At the end of the day we drive, via a short car ferry, to Mongla where we are supposed to board our second launch. However, the port workers are on strike for more pay - there's a cost of living crisis here too - and the port is closed. So instead, we walk to a passenger ferry, our fourth boat, and then get a tuk-tuk out of town. We are to meet our boat in a creek, half an hour away.
The tuk-tuk ride ends at a village pier where our fifth boat, the village ferry, awaits to take us out to our sixth boat, our private launch and home for the next three days. We're quickly aboard and our launch immediately heads south into the Sundarbans National Park, the largest mangrove forest in the world and home to over 150 Bengal tigers. The launch wanders along wide rivers and
small creeks, to eventually reach the Bay of Bengal. On the way, we take side trips in the rowing boat, well it's a big canoe really, up narrow channels to see the wildlife; no tigers, although we do see fresh tiger footprints on a beach. We see fresh water dolphins, spotted deer, monkey, monitor lizards, four types of crab (one becomes curry for our evening meal) and many birds - black drogons with very long tails, kingfishers, egrets and herons.
We also get off to walk through the jungle.This is where the armed ranger, who is travelling with us, comes in useful keeping an eye out for tigers. Parts are dense with trees and vines, jungle as we expect it, but other areas are covered in tall grasses that grow above our heads, great tiger country. These grasses are used by local people to make thatch, which they cover the roofs and walls of their huts with.
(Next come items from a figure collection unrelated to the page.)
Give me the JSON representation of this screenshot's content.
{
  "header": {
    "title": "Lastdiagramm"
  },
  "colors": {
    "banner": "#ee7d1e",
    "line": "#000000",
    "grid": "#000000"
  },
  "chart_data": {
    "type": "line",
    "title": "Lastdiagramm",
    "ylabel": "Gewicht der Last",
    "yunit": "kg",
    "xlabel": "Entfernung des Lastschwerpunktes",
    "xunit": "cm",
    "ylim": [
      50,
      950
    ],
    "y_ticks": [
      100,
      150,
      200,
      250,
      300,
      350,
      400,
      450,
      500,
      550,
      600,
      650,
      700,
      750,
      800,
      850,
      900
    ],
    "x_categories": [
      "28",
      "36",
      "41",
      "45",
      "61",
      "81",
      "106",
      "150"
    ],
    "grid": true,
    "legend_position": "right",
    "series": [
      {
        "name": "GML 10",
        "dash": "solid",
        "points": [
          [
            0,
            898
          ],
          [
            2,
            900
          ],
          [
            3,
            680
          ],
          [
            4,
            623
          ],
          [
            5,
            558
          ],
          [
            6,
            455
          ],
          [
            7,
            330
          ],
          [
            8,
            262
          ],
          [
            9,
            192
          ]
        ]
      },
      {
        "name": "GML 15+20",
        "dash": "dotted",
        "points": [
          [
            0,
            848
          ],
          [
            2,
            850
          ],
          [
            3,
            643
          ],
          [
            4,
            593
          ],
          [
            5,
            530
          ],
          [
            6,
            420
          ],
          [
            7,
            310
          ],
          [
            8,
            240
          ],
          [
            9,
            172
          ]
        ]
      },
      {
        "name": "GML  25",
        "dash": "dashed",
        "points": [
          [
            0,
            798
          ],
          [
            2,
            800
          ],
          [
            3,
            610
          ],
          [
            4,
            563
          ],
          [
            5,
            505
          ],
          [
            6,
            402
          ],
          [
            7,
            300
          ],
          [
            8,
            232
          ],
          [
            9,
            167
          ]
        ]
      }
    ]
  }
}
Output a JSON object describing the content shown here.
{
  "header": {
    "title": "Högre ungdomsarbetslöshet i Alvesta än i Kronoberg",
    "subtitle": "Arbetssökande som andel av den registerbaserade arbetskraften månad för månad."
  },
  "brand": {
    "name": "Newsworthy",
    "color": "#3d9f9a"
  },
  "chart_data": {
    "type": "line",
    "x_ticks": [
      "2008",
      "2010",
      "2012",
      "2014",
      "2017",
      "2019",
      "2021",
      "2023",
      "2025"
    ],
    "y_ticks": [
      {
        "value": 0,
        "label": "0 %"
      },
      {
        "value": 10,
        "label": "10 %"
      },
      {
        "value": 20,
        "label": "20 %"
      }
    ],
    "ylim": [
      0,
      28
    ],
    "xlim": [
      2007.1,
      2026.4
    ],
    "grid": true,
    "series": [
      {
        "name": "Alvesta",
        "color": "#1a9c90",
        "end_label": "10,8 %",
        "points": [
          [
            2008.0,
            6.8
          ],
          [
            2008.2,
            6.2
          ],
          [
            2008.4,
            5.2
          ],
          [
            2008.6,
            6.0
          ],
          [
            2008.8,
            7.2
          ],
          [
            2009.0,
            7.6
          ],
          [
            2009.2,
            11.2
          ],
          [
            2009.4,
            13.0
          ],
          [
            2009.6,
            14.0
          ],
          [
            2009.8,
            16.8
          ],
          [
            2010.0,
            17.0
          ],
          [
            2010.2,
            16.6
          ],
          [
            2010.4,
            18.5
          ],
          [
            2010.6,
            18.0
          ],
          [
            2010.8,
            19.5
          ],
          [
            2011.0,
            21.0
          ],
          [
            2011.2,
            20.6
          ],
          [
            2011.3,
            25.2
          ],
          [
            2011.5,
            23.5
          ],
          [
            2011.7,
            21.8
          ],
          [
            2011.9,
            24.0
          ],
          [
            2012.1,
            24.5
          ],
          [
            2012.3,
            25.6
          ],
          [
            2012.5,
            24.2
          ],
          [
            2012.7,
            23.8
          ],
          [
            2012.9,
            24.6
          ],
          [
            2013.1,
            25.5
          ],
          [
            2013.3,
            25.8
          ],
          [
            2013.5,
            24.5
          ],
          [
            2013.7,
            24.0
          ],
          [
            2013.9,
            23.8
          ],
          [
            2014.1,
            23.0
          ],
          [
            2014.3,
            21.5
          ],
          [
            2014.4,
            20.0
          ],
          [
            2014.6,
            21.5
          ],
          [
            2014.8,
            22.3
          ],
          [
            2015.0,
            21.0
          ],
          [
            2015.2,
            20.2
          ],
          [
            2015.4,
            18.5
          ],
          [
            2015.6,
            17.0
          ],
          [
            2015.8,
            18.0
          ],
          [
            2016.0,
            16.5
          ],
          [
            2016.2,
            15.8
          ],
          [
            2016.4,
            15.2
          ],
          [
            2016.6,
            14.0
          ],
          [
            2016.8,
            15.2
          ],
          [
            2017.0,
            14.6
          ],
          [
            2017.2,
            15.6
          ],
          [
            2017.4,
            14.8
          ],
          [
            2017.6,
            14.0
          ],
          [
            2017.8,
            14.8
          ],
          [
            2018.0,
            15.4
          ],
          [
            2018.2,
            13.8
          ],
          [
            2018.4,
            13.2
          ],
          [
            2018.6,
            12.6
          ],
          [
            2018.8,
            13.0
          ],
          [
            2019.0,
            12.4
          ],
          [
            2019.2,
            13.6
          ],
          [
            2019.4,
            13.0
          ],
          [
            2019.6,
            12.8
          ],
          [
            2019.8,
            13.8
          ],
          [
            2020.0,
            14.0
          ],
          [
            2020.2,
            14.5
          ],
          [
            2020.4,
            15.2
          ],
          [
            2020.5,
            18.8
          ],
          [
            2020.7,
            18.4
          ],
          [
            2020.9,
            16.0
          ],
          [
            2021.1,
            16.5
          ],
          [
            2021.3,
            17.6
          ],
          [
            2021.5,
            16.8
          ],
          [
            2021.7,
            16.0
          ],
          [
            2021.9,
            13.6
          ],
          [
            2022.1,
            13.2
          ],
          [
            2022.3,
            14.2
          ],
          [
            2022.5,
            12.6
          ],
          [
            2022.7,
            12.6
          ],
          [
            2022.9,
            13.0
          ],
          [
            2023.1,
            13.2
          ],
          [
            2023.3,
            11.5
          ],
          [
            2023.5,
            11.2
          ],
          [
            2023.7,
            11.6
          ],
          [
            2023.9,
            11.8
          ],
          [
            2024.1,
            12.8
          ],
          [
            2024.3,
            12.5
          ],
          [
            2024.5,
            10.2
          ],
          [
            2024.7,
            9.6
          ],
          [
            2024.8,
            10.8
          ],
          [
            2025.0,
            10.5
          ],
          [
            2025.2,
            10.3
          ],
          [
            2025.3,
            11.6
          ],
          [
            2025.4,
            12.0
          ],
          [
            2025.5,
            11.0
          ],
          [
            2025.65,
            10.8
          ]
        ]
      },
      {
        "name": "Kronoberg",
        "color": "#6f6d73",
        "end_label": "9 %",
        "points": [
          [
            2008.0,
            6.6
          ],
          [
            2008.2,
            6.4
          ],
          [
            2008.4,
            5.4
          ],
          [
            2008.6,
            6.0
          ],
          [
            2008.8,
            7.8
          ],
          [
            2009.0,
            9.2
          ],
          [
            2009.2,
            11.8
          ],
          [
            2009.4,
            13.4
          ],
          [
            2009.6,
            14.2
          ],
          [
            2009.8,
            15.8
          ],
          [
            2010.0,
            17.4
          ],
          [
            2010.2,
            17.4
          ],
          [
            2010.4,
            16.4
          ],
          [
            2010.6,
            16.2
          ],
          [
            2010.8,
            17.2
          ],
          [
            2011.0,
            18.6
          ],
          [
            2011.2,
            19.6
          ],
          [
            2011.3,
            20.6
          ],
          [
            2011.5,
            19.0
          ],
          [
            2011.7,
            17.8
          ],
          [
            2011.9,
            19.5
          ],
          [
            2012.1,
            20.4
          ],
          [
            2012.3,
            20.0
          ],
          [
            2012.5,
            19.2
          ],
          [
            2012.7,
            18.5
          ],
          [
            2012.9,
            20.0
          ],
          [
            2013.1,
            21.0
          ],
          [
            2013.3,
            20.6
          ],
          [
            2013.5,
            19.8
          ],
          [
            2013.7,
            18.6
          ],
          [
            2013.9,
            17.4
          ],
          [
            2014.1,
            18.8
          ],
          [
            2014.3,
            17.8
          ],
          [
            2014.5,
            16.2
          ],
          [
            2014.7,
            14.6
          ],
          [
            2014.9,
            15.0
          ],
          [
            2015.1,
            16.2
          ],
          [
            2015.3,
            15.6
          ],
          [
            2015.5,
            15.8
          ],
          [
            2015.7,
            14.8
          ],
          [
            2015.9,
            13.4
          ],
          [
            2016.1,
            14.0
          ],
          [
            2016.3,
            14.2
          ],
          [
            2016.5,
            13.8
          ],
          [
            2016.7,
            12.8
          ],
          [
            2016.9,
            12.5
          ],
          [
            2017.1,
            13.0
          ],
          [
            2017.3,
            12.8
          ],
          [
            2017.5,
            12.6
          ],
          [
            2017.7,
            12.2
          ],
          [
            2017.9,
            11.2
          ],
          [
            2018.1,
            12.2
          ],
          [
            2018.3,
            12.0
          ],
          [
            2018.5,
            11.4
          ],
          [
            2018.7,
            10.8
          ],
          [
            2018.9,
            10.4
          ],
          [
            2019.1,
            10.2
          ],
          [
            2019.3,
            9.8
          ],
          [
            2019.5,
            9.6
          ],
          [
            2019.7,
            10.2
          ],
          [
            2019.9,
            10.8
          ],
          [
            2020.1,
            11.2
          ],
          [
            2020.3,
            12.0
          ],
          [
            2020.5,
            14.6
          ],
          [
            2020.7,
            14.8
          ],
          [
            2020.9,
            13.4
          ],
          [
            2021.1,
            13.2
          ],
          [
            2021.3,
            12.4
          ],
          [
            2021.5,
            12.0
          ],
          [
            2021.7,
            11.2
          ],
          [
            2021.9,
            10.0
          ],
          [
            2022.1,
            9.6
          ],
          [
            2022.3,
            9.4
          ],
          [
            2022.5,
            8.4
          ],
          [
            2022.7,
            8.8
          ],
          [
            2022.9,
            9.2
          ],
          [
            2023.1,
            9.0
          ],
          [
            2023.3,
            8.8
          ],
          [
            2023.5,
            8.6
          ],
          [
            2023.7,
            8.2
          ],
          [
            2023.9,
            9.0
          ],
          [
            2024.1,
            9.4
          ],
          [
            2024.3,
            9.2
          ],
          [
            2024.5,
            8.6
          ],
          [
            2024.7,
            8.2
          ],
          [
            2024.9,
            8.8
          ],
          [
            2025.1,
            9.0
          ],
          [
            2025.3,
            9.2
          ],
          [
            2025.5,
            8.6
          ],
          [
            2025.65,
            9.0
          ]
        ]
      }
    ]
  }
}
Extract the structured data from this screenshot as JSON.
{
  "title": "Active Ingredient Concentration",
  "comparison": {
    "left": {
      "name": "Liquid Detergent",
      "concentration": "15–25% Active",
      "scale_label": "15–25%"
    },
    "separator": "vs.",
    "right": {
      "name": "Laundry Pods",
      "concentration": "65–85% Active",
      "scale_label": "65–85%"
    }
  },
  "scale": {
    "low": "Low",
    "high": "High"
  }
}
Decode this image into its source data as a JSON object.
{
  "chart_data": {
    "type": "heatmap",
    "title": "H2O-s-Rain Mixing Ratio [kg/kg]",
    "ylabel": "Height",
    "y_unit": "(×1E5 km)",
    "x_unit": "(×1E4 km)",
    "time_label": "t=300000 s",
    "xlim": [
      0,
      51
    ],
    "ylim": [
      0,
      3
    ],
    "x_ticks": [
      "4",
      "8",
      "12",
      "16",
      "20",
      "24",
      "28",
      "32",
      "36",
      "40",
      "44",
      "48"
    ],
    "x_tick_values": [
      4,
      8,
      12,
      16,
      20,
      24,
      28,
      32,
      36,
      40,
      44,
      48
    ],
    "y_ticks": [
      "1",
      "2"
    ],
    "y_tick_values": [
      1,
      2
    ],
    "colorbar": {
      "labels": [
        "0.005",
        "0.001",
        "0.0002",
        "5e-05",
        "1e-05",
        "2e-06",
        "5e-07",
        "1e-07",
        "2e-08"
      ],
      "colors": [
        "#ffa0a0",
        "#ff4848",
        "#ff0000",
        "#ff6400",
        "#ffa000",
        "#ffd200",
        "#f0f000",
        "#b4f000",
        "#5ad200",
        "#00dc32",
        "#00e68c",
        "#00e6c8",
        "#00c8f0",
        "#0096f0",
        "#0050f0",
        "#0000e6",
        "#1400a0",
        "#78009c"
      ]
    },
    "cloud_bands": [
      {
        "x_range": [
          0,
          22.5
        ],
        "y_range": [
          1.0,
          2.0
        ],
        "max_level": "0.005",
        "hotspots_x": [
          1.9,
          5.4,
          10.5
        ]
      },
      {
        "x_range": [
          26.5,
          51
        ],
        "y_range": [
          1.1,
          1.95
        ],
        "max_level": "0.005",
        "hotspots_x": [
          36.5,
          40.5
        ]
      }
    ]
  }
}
On the coast of the bay, we visit a research station that was damaged by a big cyclone in 2007. Uprooted and decapitated trees are everywhere and some concrete buildings are just ruins. The local people's thatch
huts wouldn't have stood a chance.
After three days, it is time to head back to Mongla where the strike is, luckily, over. It is a huge port 11 miles inland, full of ocean-going ships waiting their turn. We snake in between the ships to reach our quay and soon head off to see the ancient '60 Dome Mosque' which, it turns out, has a 70 dome roof. It is an impressive and lovely building in a serene setting.
On the river banks near Mongla, fishermen catch baby king prawns, just a thick black hair about 10 mm long. These are sold to the prawn farms around the city, where the prawns are grown to full size in huge ponds. There are hundreds of square ponds, it is clearly a big industry. As we head north on the 6:15 am train, the prawn farms give way to rice paddies and, further up the delta, the crops become more diverse: mustard, spinach, gourds, papaya, sugar cane, tomatoes and bananas. The land is intensively farmed and farm workers are busy bringing in the harvest; rice is harvested three times a year here.
Our
final stop of the day is a complex of Hindu temples built of terracotta. Every face of every temple is covered in intricate carvings; they are impressive in the afternoon sun. We are on Bangladesh's western border with India tonight and tomorrow we will start to make our way slowly east across the country to Chittagong.